Did the White House write this? No mention of the 1967 borders. No mention of cutting off aid to the Hamas-Fatah government. I couldn’t imagine this was the ADL’s position. Maybe it only had gotten excerpts of the speech. I e-mailed to ask if the group planned to clarify or retract the statement considering the storm the speech has caused. The answer: ”No, we stand by our statement.”

That was a little after noon today, when a slew of lawmakers, including Democrats, had begun to come out with critical statements. In addition to the ones I mentioned earlier today, Rep. Shelley Berkley (D-Nev.) had this to say:

“I am extremely troubled by President Obama’s call for Israel to ‘act boldly’ for peace. It is not Israel who has welcomed a terrorist organization into its government. It is not Israel that has steadfastly refused to negotiate over the last several years. Sadly, it is the Palestinians who have done that, to the detriment of their own people and to world peace.
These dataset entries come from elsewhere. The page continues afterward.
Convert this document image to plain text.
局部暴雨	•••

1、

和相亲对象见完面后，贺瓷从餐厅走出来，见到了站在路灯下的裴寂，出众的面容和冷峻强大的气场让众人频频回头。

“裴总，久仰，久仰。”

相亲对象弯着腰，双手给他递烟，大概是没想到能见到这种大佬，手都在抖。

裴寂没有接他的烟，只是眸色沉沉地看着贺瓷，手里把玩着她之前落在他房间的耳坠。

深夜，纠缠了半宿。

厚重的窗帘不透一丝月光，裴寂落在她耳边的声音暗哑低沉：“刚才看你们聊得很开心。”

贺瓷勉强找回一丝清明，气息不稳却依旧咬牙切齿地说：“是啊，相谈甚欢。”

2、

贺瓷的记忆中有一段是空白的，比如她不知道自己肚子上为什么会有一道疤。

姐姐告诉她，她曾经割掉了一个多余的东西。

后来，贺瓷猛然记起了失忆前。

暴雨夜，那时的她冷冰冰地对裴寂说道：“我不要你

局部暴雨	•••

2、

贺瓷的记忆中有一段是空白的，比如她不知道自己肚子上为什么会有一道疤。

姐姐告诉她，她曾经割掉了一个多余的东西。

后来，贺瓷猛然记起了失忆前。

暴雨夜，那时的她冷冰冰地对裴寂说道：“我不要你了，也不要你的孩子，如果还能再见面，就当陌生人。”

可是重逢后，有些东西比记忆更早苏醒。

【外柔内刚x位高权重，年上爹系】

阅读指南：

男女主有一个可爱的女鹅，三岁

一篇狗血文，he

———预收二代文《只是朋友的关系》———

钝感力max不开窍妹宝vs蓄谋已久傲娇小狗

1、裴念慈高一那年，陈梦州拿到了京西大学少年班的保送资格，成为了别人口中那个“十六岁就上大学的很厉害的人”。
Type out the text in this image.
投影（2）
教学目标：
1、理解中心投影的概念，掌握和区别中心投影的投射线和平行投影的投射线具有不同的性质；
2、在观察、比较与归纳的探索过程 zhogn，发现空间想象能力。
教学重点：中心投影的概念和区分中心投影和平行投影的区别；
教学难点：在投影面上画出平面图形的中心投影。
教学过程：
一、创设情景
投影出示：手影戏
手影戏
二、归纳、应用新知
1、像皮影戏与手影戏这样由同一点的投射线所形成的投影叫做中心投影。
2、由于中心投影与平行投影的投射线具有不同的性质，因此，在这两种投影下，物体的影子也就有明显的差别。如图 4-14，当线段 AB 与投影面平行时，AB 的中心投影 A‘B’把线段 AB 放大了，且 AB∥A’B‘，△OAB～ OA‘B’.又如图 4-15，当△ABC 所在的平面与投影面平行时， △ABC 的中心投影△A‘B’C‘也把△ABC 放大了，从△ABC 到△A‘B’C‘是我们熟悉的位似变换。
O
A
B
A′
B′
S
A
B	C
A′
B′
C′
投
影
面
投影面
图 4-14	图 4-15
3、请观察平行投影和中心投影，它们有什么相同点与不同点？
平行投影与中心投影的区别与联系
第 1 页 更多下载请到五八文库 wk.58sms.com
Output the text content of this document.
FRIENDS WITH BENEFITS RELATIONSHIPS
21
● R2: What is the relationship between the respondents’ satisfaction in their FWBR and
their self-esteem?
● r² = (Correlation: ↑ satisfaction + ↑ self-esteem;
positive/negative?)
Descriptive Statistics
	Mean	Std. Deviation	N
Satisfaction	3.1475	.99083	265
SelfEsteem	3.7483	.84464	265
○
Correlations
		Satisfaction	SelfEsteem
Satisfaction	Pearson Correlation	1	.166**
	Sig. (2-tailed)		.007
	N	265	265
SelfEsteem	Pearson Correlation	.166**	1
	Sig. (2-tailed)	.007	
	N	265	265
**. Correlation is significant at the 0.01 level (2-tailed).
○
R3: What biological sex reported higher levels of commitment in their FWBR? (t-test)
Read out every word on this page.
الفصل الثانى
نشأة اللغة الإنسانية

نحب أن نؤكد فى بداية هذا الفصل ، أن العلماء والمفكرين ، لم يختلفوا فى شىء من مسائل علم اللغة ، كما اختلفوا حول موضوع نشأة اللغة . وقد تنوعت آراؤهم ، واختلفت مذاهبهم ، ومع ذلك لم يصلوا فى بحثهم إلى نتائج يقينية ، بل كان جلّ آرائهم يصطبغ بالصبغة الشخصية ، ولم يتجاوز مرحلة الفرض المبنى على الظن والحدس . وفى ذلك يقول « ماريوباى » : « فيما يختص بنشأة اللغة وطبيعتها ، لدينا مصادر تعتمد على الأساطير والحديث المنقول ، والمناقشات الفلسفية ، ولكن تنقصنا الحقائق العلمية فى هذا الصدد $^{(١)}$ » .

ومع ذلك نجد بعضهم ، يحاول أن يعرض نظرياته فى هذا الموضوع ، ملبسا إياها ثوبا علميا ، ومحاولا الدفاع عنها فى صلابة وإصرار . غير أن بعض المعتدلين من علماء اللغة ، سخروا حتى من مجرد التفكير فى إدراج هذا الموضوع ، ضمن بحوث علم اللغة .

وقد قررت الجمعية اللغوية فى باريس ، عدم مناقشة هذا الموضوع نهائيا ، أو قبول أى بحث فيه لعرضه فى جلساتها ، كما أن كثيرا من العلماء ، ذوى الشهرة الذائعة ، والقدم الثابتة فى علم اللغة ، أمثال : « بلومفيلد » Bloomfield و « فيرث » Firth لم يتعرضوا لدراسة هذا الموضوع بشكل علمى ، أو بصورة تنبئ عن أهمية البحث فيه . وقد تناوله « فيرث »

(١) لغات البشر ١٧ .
“And while I appreciate the President’s recognition of how difficult it will be for Israel to negotiate with the Palestinian Authority now that Hamas is part of that government, we must go a step further and demonstrate our clear opposition to any negotiations with Hamas: the U.S. must immediately cut off funding to the Palestinian Authority until that government recognizes Israel’s right to exist, agrees to abide by past agreements, renounces terrorism and releases Gilad Shalit.

“I am also deeply concerned by any calls for Israel to return to the armistice line that existed before 1967. That line left Israel far too vulnerable to outside attack, and without access to many of the Jewish holy sites on the other side of the line. Past experience demonstrates that when the Arabs have controlled the Jewish holy sites they have not permitted access to Jews. It is therefore essential that any ‘mutually agreed swaps,’ as the President described them, must leave Israel more secure than it already is.

“At the same time, I noted that the President re-affirmed the United States’ unshakable commitment to Israel’s security and the US’s strong opposition to any Palestinian attempts to unilaterally declare a state. He also made it clear that efforts to delegitimize Israel will end in failure and opposed any action at the United Nations to predetermine the outcome of the negotiations.”

In more mild terms, Rep. Steve Rothman (D- N.J.) said this:

I commend President Obama for reiterating to the entire world — including the 22 Arab countries that surround Israel — that the United States has an unshakable commitment to the safety and security of the Jewish State of Israel. I agree with the President that the United Nations is not the place to negotiate the final parameters of peace between the Israelis and Palestinians, and that Israel should not be forced to talk with parties, such as Hamas, that don’t recognize its right to exist and seek to drive it into the sea. A two-state solution agreed upon by the Israelis and Palestinians should be negotiated through direct talks, but it is important to remember that a full return to the 1967 borders will be indefensible for Israel and that talking with terrorists who want to destroy Israel is a non-starter. [Emphasis added]

Did the ADL not care about this part of the speech or did it like what it heard? Democrats and Republicans alike have recognized the damage to the U.S.-Israeli relationship and to the prospects for peace in the region, but the ADL is oblivious, or can’t bring itself to criticize a liberal, Democratic president. It couldn’t even remain silent to see whether Obama could clean up the mess. Is the ADL a leading Jewish organization or a branch of the DNC?

If the ADL can’t lead the American Jewish community in tough times, it should get off the stage. There are many Jewish organizations with conflicting missions. They fragment donor money, and many are well past their prime. It seems the ADL is in the later category.